7. On the other hand, counsel for the Plaintiff submits that the Defendant never invoked or brought to the notice of the Plaintiff any complaint of the Cantonment Board. The Defendant has merely invoked clause 10 of the lease deed which relates to force majeure but the said clause was wholly inapplicable. The Plaintiff relied upon the cross examination of DW1 who admitted in cross-examination as under:
"......I am unable to produce before this court the complaint raised by Cantonment Board."
RFA 852/2016
8. Having considered the documents and the evidence on record as also the judgment of the Trial Court, it is clear that the Defendant has not been able to support its case of force majeure. Clause 10 of the lease is clear that it relates to termination of the lease "in the event of destruction of the demised premises or the building on any substantial part thereof on account of force majeure...". The witness of the Defendant could not produce any complaint by the Cantonment Board. The Plaintiffs were entitled to stop the Defendant from removing the equipment as long as their dues were not cleared. The Defendant ought to have cleared the entire dues before attempting to remove the equipment. It is also the case of the Plaintiff that damage had been caused to the property which has also not been rectified. The Trial Court has clearly recorded that there was no witness who had been examined by the Defendant who had visited the suit premises for removing the equipment/machinery. Relevant portion of DW-1's cross examination reads:
".........I had visited the property No. C- 115, Old Nangal Rai, Delhi Cantt., Delhi about six months ago. I had gone to the suit property only for the purpose of exploring the possibility of settlement between the parties. I had not prepared any inventory of the goods/machines lying there. Site technician of our company was also accompanying me at the time of my aforesaid visit to the suit property. I am unable to produce before this court the complaint raised by Cantonment Board."

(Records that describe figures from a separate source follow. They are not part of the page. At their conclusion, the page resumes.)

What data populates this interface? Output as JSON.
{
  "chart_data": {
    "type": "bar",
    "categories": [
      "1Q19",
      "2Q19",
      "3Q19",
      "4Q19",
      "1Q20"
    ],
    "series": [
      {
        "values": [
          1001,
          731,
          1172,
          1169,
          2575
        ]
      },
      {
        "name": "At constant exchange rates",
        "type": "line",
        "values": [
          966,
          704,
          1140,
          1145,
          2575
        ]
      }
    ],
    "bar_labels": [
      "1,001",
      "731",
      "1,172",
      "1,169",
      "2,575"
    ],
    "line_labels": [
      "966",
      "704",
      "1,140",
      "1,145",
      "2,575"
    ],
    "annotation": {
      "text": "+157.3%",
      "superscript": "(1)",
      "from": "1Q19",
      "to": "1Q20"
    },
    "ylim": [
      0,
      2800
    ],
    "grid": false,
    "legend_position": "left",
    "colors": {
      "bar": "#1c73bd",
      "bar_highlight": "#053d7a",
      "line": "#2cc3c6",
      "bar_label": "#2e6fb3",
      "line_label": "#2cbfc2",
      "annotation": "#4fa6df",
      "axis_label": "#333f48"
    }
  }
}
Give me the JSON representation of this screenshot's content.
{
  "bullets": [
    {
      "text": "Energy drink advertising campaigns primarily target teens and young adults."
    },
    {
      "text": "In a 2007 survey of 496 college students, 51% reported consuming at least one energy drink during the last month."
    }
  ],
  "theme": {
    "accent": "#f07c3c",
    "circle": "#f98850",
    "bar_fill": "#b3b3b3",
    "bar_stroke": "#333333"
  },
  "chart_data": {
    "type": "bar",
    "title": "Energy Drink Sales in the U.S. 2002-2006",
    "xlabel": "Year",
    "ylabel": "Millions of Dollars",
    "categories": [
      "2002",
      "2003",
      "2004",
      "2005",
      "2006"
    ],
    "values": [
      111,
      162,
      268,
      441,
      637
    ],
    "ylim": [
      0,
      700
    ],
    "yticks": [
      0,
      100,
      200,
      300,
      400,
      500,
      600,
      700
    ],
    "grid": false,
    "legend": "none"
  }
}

From this it is clear that the witness of the Defendant could not give the dates when he visited the Plaintiff's premises for removal of the equipment, either in the examination-in-chief or in the cross-examination. The witness of the Defendant clearly states that he visited the Plaintiff's premises only to
RFA 852/2016
settle the matter. The Trial Court records that the Defendant did not remove the equipment/machinery and thus, continued to enjoy the suit property. These findings are thus fully borne out from the evidence on record.
9. The direction to pay damages for the period of occupation of premises is, thus, liable to be upheld. The Trial Court has also directed the Defendant to remove the equipment from the suit property. The Trial Court has granted a decree in the form of Rs.12,000/- per month with effect from 5th July, 2009 till the removal of equipment and has also granted Rs.1 lakh in damages due to mental harassment and inconvenience. In the facts of the present case, the judgment and decree is not liable to be interfered with.
10. The Defendant has deposited the decretal amount in this court as directed vide judgement and decree dated 27th October, 2016. The same is directed to be released to the Plaintiff within 10 days by the Registry of this Court. After the payment being made to the Plaintiff, the Defendant shall, within a period of one week thereafter, remove its equipment. No further amount would be payable to the Plaintiff either towards damage to the property or on any other count.
11. The appeal is dismissed with no orders as to costs.